Resources From Our Team
There’s a seasonal shift happening—one that brings more daylight, backyard dinners, and sticky popsicle fingers. But for many parents, summer doesn’t feel light and breezy. It feels like pressure. The kids are out of school, routines are gone, and parental personal space evaporates. And in that wide, echoing void, a different presence rushes in: the illusion that you should be savoring every second. That illusion doesn’t soothe, it suffocates. It whispers that if you’re not loving every moment, something must be wrong with you.
In our practice, summer often brings a wave of quiet desperation. The kind of desperation where you find yourself fantasizing about a silent cabin in the woods. The kind where you dread making yet another camp lunch, feel overwhelmed by the logistics of pickup times that change weekly, and beat yourself up for not being more grateful for the chaos.
Sound familiar?
Here’s the truth: Loving your children and feeling claustrophobic around them are not contradictions. They are co-existences, which is a part of life’s gray space.
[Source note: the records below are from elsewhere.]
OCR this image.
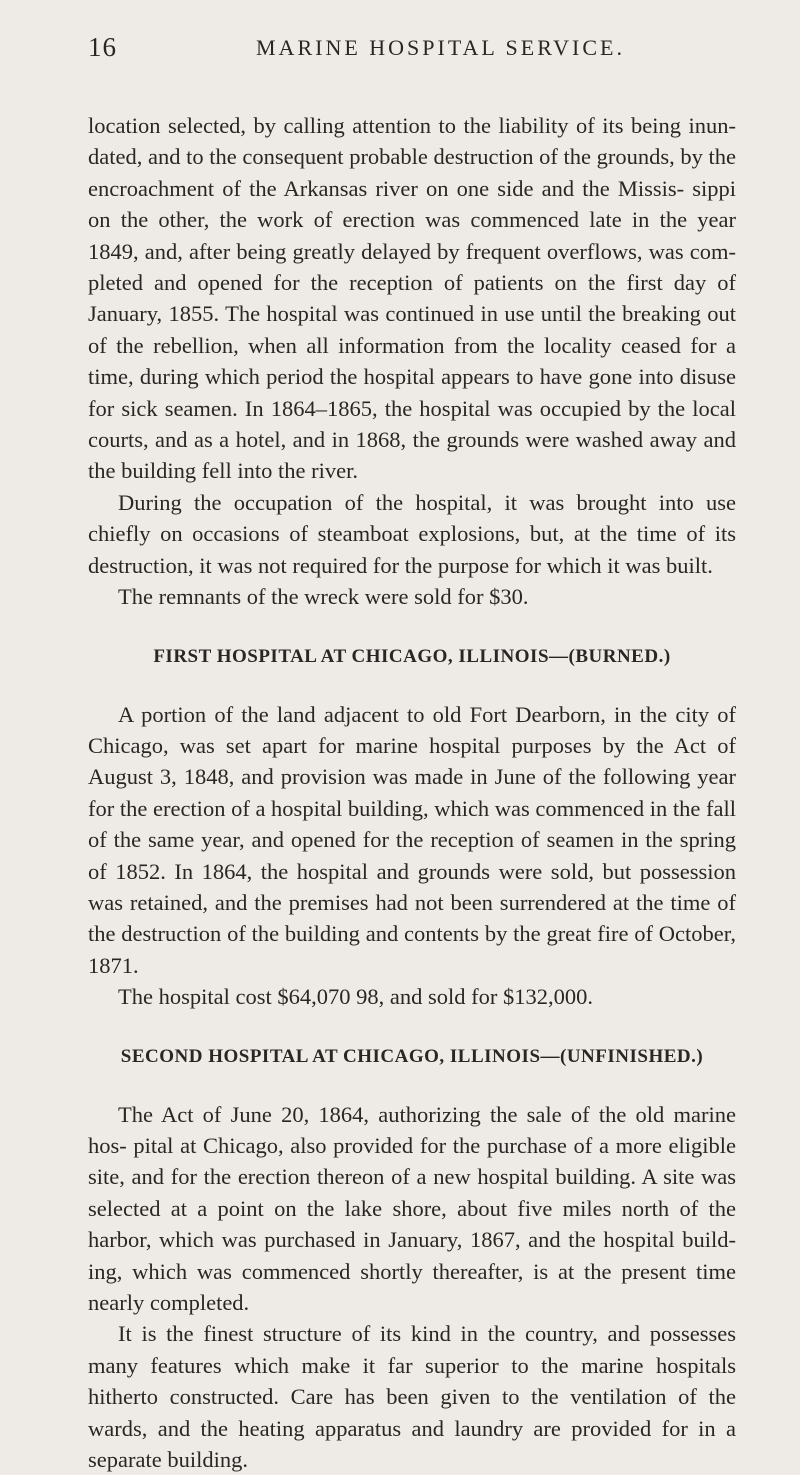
16	MARINE HOSPITAL SERVICE.

location selected, by calling attention to the liability of its being inun- dated, and to the consequent probable destruction of the grounds, by the encroachment of the Arkansas river on one side and the Missis- sippi on the other, the work of erection was commenced late in the year 1849, and, after being greatly delayed by frequent overflows, was com- pleted and opened for the reception of patients on the first day of January, 1855. The hospital was continued in use until the breaking out of the rebellion, when all information from the locality ceased for a time, during which period the hospital appears to have gone into disuse for sick seamen. In 1864–1865, the hospital was occupied by the local courts, and as a hotel, and in 1868, the grounds were washed away and the building fell into the river.

During the occupation of the hospital, it was brought into use chiefly on occasions of steamboat explosions, but, at the time of its destruction, it was not required for the purpose for which it was built.

The remnants of the wreck were sold for $30.

FIRST HOSPITAL AT CHICAGO, ILLINOIS—(BURNED.)

A portion of the land adjacent to old Fort Dearborn, in the city of Chicago, was set apart for marine hospital purposes by the Act of August 3, 1848, and provision was made in June of the following year for the erection of a hospital building, which was commenced in the fall of the same year, and opened for the reception of seamen in the spring of 1852. In 1864, the hospital and grounds were sold, but possession was retained, and the premises had not been surrendered at the time of the destruction of the building and contents by the great fire of October, 1871.

The hospital cost $64,070 98, and sold for $132,000.

SECOND HOSPITAL AT CHICAGO, ILLINOIS—(UNFINISHED.)

The Act of June 20, 1864, authorizing the sale of the old marine hos- pital at Chicago, also provided for the purchase of a more eligible site, and for the erection thereon of a new hospital building. A site was selected at a point on the lake shore, about five miles north of the harbor, which was purchased in January, 1867, and the hospital build- ing, which was commenced shortly thereafter, is at the present time nearly completed.

It is the finest structure of its kind in the country, and possesses many features which make it far superior to the marine hospitals hitherto constructed. Care has been given to the ventilation of the wards, and the heating apparatus and laundry are provided for in a separate building.
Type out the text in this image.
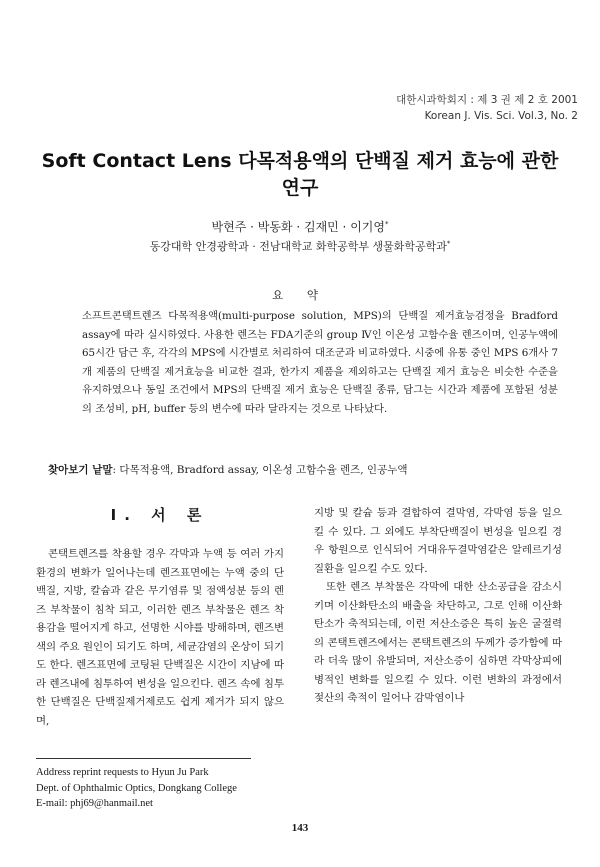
대한시과학회지 : 제 3 권 제 2 호 2001
Korean J. Vis. Sci. Vol.3, No. 2
Soft Contact Lens 다목적용액의 단백질 제거 효능에 관한 연구
박현주 · 박동화 · 김재민 · 이기영*
동강대학 안경광학과 · 전남대학교 화학공학부 생물화학공학과*
요 약

소프트콘택트렌즈 다목적용액(multi-purpose solution, MPS)의 단백질 제거효능검정을 Bradford assay에 따라 실시하였다. 사용한 렌즈는 FDA기준의 group Ⅳ인 이온성 고함수율 렌즈이며, 인공누액에 65시간 담근 후, 각각의 MPS에 시간별로 처리하여 대조군과 비교하였다. 시중에 유통 중인 MPS 6개사 7개 제품의 단백질 제거효능을 비교한 결과, 한가지 제품을 제외하고는 단백질 제거 효능은 비슷한 수준을 유지하였으나 동일 조건에서 MPS의 단백질 제거 효능은 단백질 종류, 담그는 시간과 제품에 포함된 성분의 조성비, pH, buffer 등의 변수에 따라 달라지는 것으로 나타났다.

찾아보기 낱말: 다목적용액, Bradford assay, 이온성 고함수율 렌즈, 인공누액
Ⅰ. 서 론

콘택트렌즈를 착용할 경우 각막과 누액 등 여러 가지 환경의 변화가 일어나는데 렌즈표면에는 누액 중의 단백질, 지방, 칼슘과 같은 무기염류 및 점액성분 등의 렌즈 부착물이 침착 되고, 이러한 렌즈 부착물은 렌즈 착용감을 떨어지게 하고, 선명한 시야를 방해하며, 렌즈변색의 주요 원인이 되기도 하며, 세균감염의 온상이 되기도 한다. 렌즈표면에 코팅된 단백질은 시간이 지남에 따라 렌즈내에 침투하여 변성을 일으킨다. 렌즈 속에 침투한 단백질은 단백질제거제로도 쉽게 제거가 되지 않으며,

지방 및 칼슘 등과 결합하여 결막염, 각막염 등을 일으킬 수 있다. 그 외에도 부착단백질이 변성을 일으킬 경우 항원으로 인식되어 거대유두결막염같은 알레르기성 질환을 일으킬 수도 있다.

또한 렌즈 부착물은 각막에 대한 산소공급을 감소시키며 이산화탄소의 배출을 차단하고, 그로 인해 이산화탄소가 축적되는데, 이런 저산소증은 특히 높은 굴절력의 콘택트렌즈에서는 콘택트렌즈의 두께가 증가함에 따라 더욱 많이 유발되며, 저산소증이 심하면 각막상피에 병적인 변화를 일으킬 수 있다. 이런 변화의 과정에서 젖산의 축적이 일어나 감막염이나

Address reprint requests to Hyun Ju Park
Dept. of Ophthalmic Optics, Dongkang College
E-mail: phj69@hanmail.net
143
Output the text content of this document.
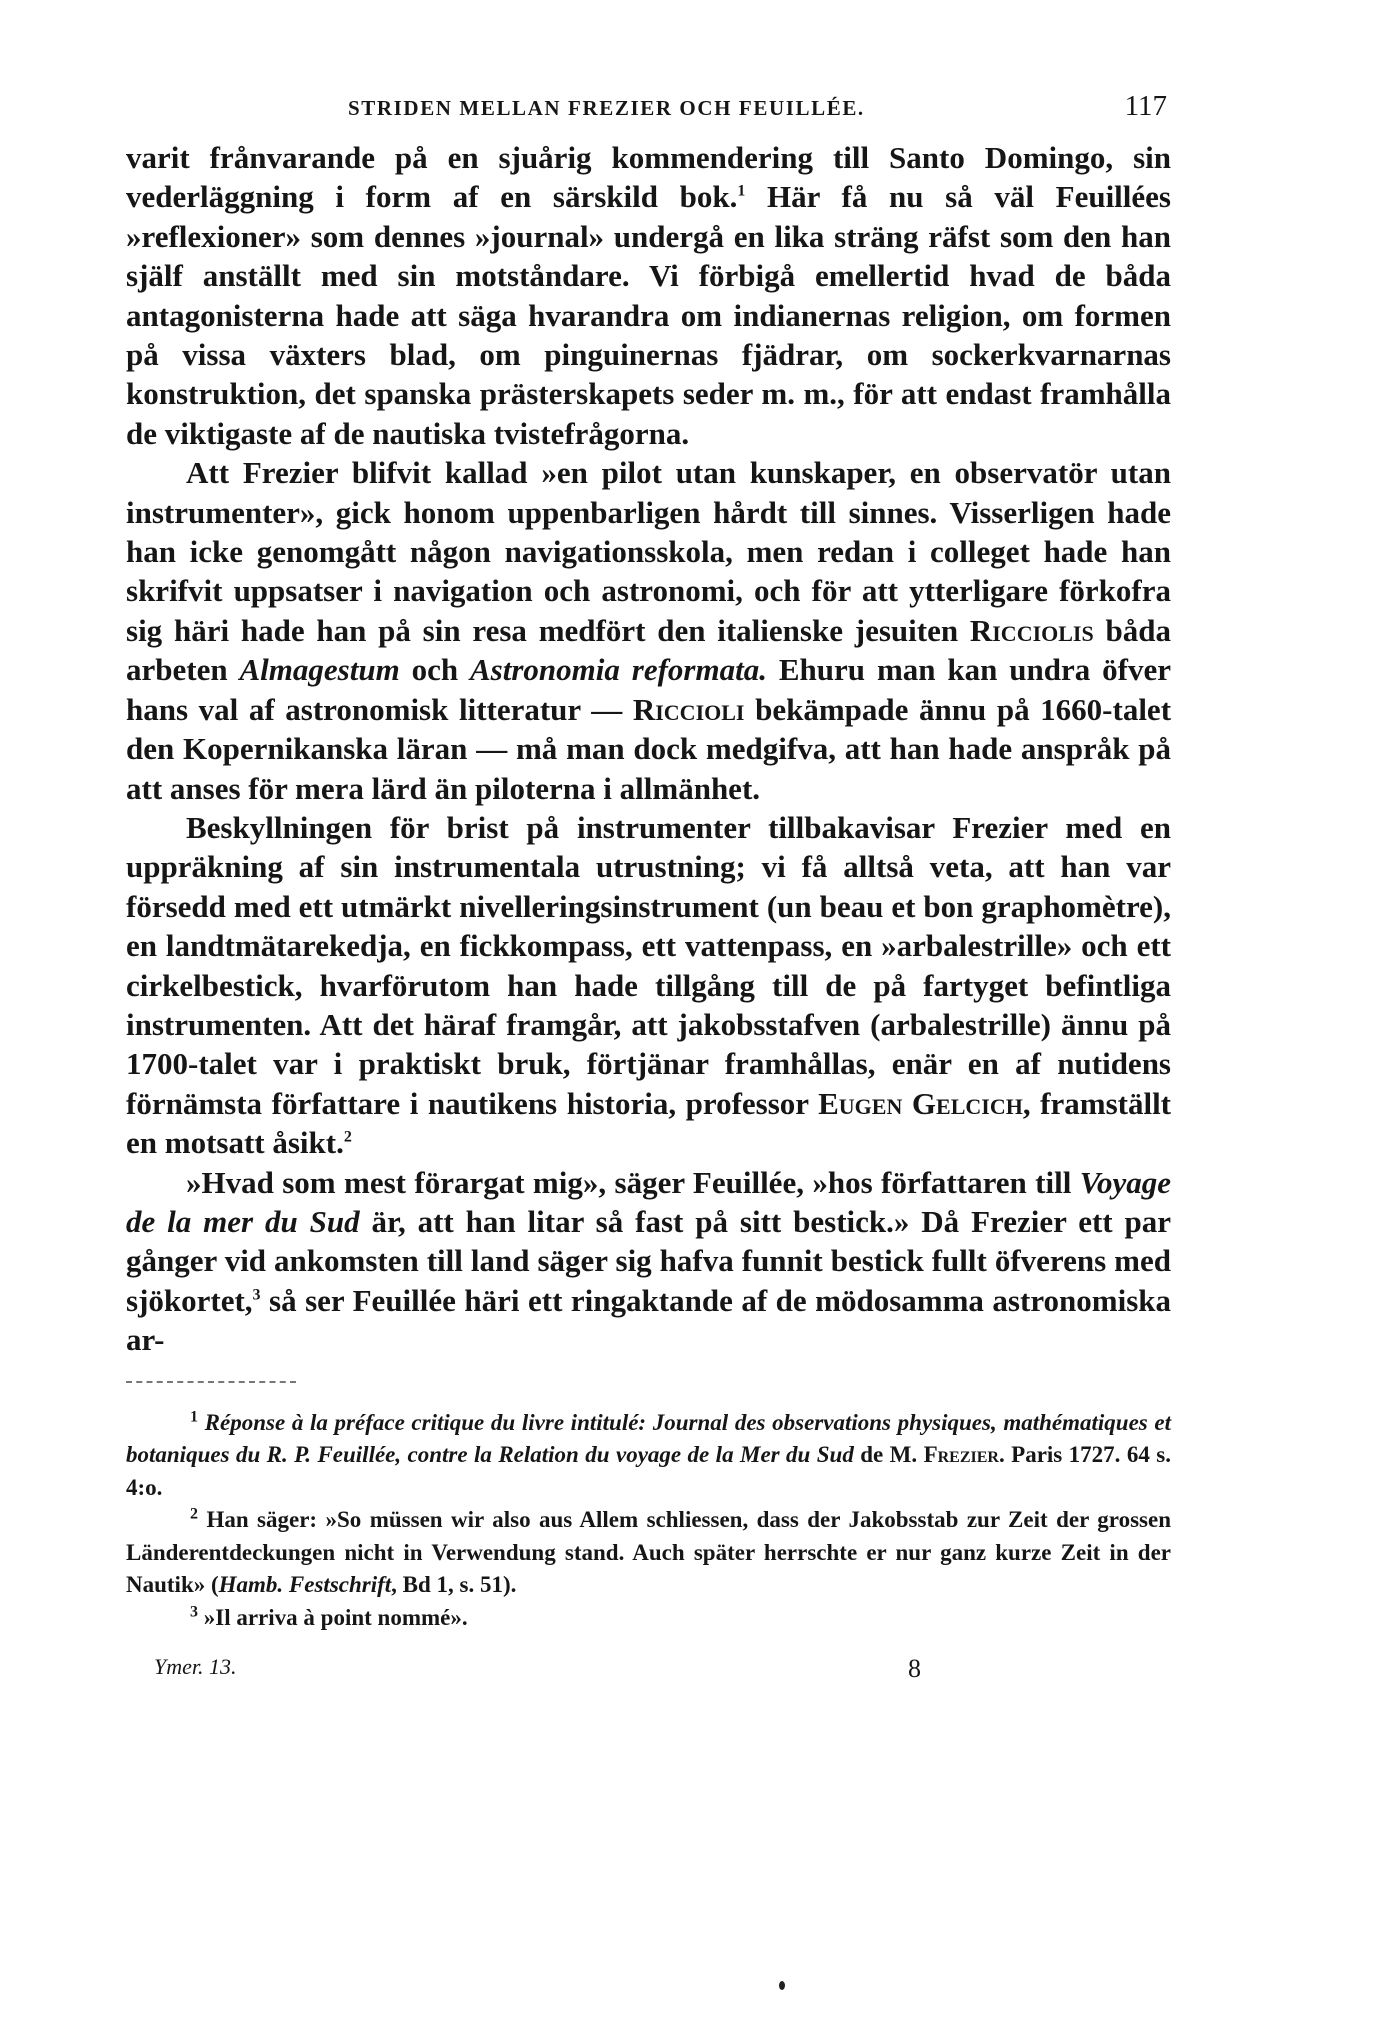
STRIDEN MELLAN FREZIER OCH FEUILLÉE.	117

varit frånvarande på en sjuårig kommendering till Santo Domingo, sin vederläggning i form af en särskild bok.$^1$ Här få nu så väl Feuillées »reflexioner» som dennes »journal» undergå en lika sträng räfst som den han själf anställt med sin motståndare. Vi förbigå emellertid hvad de båda antagonisterna hade att säga hvarandra om indianernas religion, om formen på vissa växters blad, om pinguinernas fjädrar, om sockerkvarnarnas konstruktion, det spanska prästerskapets seder m. m., för att endast framhålla de viktigaste af de nautiska tvistefrågorna.

Att Frezier blifvit kallad »en pilot utan kunskaper, en observatör utan instrumenter», gick honom uppenbarligen hårdt till sinnes. Visserligen hade han icke genomgått någon navigationsskola, men redan i colleget hade han skrifvit uppsatser i navigation och astronomi, och för att ytterligare förkofra sig häri hade han på sin resa medfört den italienske jesuiten Ricciolis båda arbeten Almagestum och Astronomia reformata. Ehuru man kan undra öfver hans val af astronomisk litteratur — Riccioli bekämpade ännu på 1660-talet den Kopernikanska läran — må man dock medgifva, att han hade anspråk på att anses för mera lärd än piloterna i allmänhet.

Beskyllningen för brist på instrumenter tillbakavisar Frezier med en uppräkning af sin instrumentala utrustning; vi få alltså veta, att han var försedd med ett utmärkt nivelleringsinstrument (un beau et bon graphomètre), en landtmätarekedja, en fickkompass, ett vattenpass, en »arbalestrille» och ett cirkelbestick, hvarförutom han hade tillgång till de på fartyget befintliga instrumenten. Att det häraf framgår, att jakobsstafven (arbalestrille) ännu på 1700-talet var i praktiskt bruk, förtjänar framhållas, enär en af nutidens förnämsta författare i nautikens historia, professor Eugen Gelcich, framställt en motsatt åsikt.$^2$

»Hvad som mest förargat mig», säger Feuillée, »hos författaren till Voyage de la mer du Sud är, att han litar så fast på sitt bestick.» Då Frezier ett par gånger vid ankomsten till land säger sig hafva funnit bestick fullt öfverens med sjökortet,$^3$ så ser Feuillée häri ett ringaktande af de mödosamma astronomiska ar-

$^1$ Réponse à la préface critique du livre intitulé: Journal des observations physiques, mathématiques et botaniques du R. P. Feuillée, contre la Relation du voyage de la Mer du Sud de M. Frezier. Paris 1727. 64 s. 4:o.

$^2$ Han säger: »So müssen wir also aus Allem schliessen, dass der Jakobsstab zur Zeit der grossen Länderentdeckungen nicht in Verwendung stand. Auch später herrschte er nur ganz kurze Zeit in der Nautik» (Hamb. Festschrift, Bd 1, s. 51).

$^3$ »Il arriva à point nommé».

Ymer. 13.	8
In the human experience, it’s tempting to reduce life into binaries: good or bad, right or wrong, love or hate. These cognitive shortcuts, which you might call dichotomous thinking or black-and-white thinking, can appear to provide clarity. But they actually distort our reality and strain our relationships.
We love our partners yet feel deep frustration over their quirks or behaviors. We eagerly anticipate hosting the holidays but quietly dread the emotional labor involved. We adore our children, yet still feel bored, overwhelmed, exhausted, or even resentful of them.
This does not mean we’re broken. It means we’re human.